Clare heard this sudden announcement with surprise, and regarded Jerry's face earnestly.

CHAPTER XVII.
A QUARREL.

But one idea or conviction, prevailed in the mind of Jerry Vane:

'She who was so readily false to me before, may easily be so again!'

If he slept at all that night, his sleep was but a succession of nightmares, with dreams such as might spring from a slumber procured by the mandragora; one aching thought ever recurring amid the darkness of the waking hours, and all the more keenly when morning came, and he knew that he must inexorably see and talk with Ida in the usual commonplace way before others, ere he left her for ever, and quitted Carnaby Court to return no more.

The tortures he had endured he resolved never to endure again. It should never be in the power of Ida or any other woman to place her heel upon his heart and crush it, as she had crushed it twice!

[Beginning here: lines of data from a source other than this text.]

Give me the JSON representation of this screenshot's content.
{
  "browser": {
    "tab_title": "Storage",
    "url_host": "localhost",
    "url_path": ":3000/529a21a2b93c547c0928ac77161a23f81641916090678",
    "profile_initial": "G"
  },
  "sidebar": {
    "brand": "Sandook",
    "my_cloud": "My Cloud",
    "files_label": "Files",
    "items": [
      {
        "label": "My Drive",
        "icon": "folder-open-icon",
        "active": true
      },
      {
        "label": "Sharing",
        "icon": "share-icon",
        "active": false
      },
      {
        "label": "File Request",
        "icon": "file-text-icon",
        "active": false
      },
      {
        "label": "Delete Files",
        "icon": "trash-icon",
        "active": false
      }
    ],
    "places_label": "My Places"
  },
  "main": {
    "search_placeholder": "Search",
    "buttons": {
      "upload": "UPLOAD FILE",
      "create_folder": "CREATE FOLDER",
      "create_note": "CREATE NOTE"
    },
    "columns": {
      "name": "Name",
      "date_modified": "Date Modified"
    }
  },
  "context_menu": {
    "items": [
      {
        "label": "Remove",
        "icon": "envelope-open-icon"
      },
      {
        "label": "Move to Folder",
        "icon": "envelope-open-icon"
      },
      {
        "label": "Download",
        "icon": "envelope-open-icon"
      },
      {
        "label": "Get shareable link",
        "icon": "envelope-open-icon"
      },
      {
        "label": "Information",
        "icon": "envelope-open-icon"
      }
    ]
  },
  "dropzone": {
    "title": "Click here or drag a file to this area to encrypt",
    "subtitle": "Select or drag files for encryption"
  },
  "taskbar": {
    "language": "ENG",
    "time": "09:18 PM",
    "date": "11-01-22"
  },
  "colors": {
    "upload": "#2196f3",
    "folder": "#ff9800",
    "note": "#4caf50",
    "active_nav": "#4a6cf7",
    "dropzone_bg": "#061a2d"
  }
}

Yet when he saw her at the breakfast-table, in all her fresh morning loveliness, and in the most becoming demi-toilette, with her gorgeous hair so skilfully manipulated by her maid, and her grave, chastely beautiful face rippling with a kind—almost fond—smile, as if greeting him and asking his forgiveness too, he knew not what to think, but strove to steel himself against her for the future.

She had a newly gathered white rose—his flower, she was wont to call it—in her bosom; and that rose was not whiter than the slender neck round which the frills of tulle were clasped by a tiny coral brooch.

At times, when he looked on her, and heard the steadiness of her musical voice and sweet silvery little laugh, and beheld the perfect ease of her manner and the candour of her eyes, he could have imagined the affair in the garden to have been a dream, but for the strange and conscious smile that hovered in the face of Desmond when he addressed Ida, while making a hurried breakfast before his departure for London.